Lithuanian politician (born 1975)

Aušrinė Norkienė (born 12 January 1975) is a Lithuanian politician and deputy chair of the Lithuanian Farmers and Greens Union in the unicameral parliament Seimas.

==Early life==
Aušrinė Norkienė was born in Pagramantis, Tauragė District Municipality on 12 January 1975. She passed her secondary school with a silver medal and completed her diploma in Primary School and Music Teacher in 1996. She holds master's degrees in Family Pedagogics (1998) and Public Administration (2012) from the Klaipėda University and Kaunas University of Technology respectively.

==Career==
In 1997, Norkienė began her career as a music teacher at the Martynas Mažvydas Secondary School.
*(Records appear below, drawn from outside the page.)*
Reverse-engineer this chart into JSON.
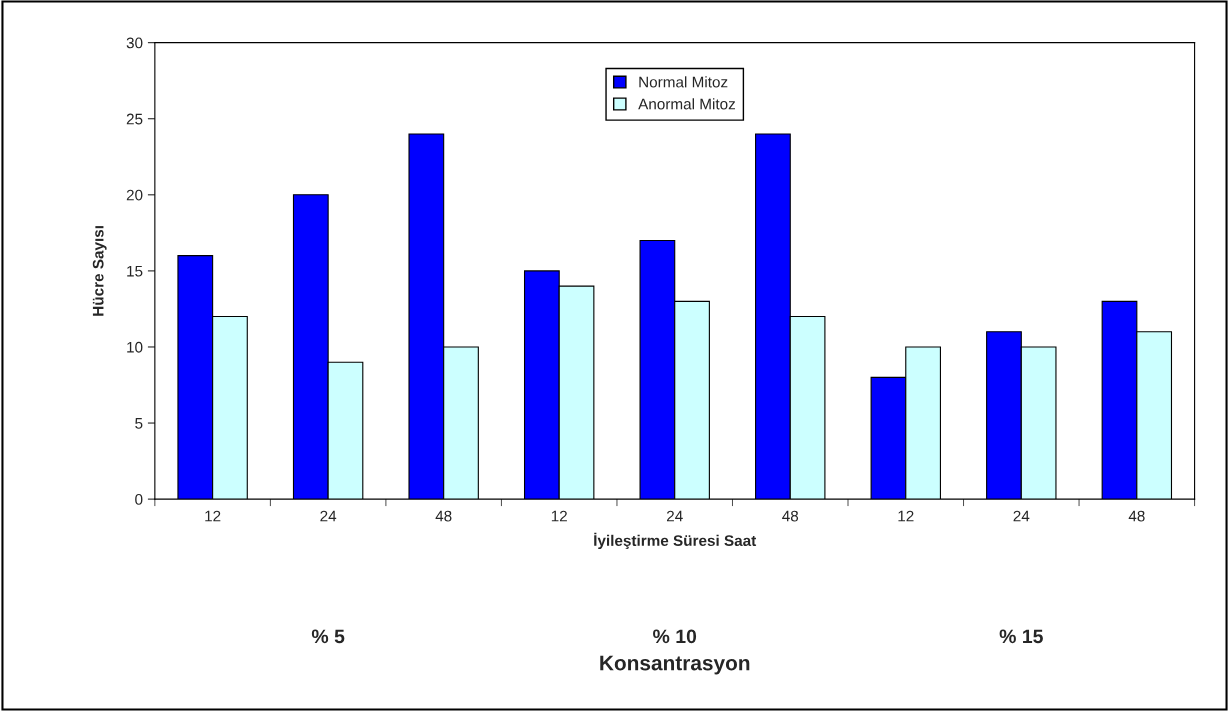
{
  "chart_data": {
    "type": "bar",
    "xlabel": "İyileştirme Süresi Saat",
    "ylabel": "Hücre Sayısı",
    "categories": [
      "12",
      "24",
      "48",
      "12",
      "24",
      "48",
      "12",
      "24",
      "48"
    ],
    "series": [
      {
        "name": "Normal Mitoz",
        "color": "#0000ff",
        "values": [
          16,
          20,
          24,
          15,
          17,
          24,
          8,
          11,
          13
        ]
      },
      {
        "name": "Anormal Mitoz",
        "color": "#ccffff",
        "values": [
          12,
          9,
          10,
          14,
          13,
          12,
          10,
          10,
          11
        ]
      }
    ],
    "ylim": [
      0,
      30
    ],
    "yticks": [
      0,
      5,
      10,
      15,
      20,
      25,
      30
    ],
    "grid": false,
    "legend": "top",
    "annotations": [
      "% 5",
      "% 10",
      "% 15",
      "Konsantrasyon"
    ]
  }
}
She joined the Lithuanian Farmers and Greens Union party in 2007 and the same year became an adviser to the mayor of Tauragė District Municipality. A year later she was promoted to the post of mayor's assistant and in 2010 was appointed the Municipal Administration's deputy director. She served in this capacity until 2015 when she was elected the deputy mayor. The same year she became the head of the party's Tauragė division. In the 2016 Lithuanian parliamentary election, she stood and won from Tauragė. She is the deputy chair of the Lithuanian Farmers and Greens Union Political Group in the parliament.